The necessary folly
Misce stultitiam consiliis brevem: mingle a little folly with your wisdom, Horace tells us in his Odes. Let us consider this.
Wisdom, being the fermented accumulation of experimented learning, characterizes man like no other living being. In that sense, one may consider that the path to free will, the liberation from the immediacy of instinct and its replacement for fundamented rational judgment, is a remarkable trait of our evolution on Earth.
What about folly? Technically, it is rationality trapped and diminished. But poetically, folly is getting rid of the shackles: it becomes creative vertigo.
What does Horace suggest, then? Mingle, he said. He did not say add or include. He said mingle. Adding or including could lead us to layers or strata - but Horace is poignant and surgical in the choice of the word: misce. Mingle thus implies a tangle, a fusion with a nature of its own and not just a sum of properties.
Misce stultitiam, absorb the folly, make it an aspect of wisdom, one embedded in the other; and brevem, in the right quantity, as a spice or condiment, not as a main course: simply, stultitiam brevem.
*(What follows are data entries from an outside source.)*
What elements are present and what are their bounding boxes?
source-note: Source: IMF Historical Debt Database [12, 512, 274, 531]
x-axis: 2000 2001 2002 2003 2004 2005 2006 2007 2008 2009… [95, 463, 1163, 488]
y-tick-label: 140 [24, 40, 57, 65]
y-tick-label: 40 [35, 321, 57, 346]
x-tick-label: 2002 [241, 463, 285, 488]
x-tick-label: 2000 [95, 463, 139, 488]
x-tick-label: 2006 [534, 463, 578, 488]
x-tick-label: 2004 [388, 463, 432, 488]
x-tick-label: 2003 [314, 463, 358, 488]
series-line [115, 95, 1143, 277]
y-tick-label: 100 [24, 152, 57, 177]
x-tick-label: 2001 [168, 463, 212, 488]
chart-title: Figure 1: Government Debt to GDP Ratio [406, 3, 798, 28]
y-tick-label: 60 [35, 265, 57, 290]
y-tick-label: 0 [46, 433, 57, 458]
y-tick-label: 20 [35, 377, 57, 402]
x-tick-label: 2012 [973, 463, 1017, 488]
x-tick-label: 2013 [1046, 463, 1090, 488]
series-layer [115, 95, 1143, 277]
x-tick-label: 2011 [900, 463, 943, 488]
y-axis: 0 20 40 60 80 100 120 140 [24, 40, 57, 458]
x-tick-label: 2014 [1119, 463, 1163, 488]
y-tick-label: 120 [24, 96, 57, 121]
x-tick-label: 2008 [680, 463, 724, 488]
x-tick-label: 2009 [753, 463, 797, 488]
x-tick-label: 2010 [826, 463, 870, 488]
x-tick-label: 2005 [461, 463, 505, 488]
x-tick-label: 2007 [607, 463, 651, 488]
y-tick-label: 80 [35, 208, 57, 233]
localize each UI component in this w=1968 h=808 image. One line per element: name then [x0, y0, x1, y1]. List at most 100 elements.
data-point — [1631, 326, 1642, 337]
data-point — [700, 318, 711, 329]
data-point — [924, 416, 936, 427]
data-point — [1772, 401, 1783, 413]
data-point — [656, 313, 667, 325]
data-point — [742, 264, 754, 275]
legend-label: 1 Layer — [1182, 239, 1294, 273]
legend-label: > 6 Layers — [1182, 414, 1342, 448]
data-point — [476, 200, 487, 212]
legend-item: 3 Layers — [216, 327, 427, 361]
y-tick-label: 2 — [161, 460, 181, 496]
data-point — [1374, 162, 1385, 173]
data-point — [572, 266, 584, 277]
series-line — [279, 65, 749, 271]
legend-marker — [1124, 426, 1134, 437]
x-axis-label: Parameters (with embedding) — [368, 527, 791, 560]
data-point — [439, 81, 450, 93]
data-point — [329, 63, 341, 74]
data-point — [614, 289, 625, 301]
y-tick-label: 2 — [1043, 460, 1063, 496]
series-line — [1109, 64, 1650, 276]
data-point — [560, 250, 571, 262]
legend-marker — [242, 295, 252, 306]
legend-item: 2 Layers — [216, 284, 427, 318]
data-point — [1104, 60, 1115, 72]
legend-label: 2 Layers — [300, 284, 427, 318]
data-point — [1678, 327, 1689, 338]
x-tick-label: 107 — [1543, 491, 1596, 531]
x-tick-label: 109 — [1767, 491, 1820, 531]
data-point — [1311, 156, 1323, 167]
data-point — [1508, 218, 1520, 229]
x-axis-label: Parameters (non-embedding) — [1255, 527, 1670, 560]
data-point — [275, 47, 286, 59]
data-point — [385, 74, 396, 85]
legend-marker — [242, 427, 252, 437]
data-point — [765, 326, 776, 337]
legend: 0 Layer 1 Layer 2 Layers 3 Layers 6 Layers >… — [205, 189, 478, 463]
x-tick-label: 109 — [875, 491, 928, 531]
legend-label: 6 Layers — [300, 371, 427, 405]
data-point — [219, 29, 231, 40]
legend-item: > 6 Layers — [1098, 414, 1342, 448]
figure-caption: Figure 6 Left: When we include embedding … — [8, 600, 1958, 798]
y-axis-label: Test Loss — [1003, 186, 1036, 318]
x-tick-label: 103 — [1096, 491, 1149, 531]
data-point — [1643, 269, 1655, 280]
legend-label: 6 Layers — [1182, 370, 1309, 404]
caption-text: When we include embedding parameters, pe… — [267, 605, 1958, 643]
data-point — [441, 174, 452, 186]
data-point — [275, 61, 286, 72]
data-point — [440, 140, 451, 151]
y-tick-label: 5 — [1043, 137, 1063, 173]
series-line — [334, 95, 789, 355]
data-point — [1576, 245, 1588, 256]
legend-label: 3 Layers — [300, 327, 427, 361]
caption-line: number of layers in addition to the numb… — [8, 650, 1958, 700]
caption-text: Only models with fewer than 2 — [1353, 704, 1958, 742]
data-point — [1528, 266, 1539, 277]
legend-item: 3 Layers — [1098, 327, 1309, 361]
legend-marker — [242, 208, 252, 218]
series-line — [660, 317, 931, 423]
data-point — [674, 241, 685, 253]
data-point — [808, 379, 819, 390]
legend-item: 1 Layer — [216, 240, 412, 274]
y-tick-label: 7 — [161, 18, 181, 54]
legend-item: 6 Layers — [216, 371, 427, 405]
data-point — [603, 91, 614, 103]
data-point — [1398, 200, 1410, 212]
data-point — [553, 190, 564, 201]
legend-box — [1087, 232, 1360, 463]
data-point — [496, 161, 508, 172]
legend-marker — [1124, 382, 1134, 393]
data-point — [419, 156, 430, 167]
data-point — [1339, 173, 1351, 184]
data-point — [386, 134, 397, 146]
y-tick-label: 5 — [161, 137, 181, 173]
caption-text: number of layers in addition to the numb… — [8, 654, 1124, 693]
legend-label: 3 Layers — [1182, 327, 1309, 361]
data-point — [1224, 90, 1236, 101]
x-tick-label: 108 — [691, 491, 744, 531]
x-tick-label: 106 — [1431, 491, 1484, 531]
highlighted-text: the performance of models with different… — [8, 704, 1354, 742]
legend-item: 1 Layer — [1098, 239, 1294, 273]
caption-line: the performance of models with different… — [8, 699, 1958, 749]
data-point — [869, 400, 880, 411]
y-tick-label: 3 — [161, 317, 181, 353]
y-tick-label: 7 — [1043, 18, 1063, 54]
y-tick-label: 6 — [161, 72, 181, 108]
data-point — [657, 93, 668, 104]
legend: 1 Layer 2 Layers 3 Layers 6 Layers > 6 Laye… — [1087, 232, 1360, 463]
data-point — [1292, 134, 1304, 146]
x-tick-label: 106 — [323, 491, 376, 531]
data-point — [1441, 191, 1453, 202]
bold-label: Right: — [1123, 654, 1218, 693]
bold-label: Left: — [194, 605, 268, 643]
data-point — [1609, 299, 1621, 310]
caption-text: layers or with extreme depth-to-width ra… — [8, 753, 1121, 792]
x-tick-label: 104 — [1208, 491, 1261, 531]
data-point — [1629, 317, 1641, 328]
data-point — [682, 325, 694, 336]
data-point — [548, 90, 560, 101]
Thus, let us act boldly; let us conquer the future, forsaking the gloominess that binds us to the ground. The fact that INESC Porto is moving forward with a visionary growth project, which joins it together with new allies, research Units that were formerly acting isolated, has exactly the necessary amount of wisdom and folly. We do not conform, we do not abide by routine, we do not decide based only on the grayish day-to-day: we ambitiously want more and better, we decisively want to be more and better.
Being able to associate other interests in this ambition is both a sign of the times and of INESC Porto’s catalyst abilities. Let us praise this new alliance. Let us praise the constructive lucidness of the leaders of the new groups that join INESC Porto: in artificial intelligence, in computer science, in industrial management, in robotics. We invite the entire INESC Porto community to rejoice.
After all, optimum est aliena et propria insania frui: the best reward comes from profiting from the folly of others, especially if it is our own - and visionary, too.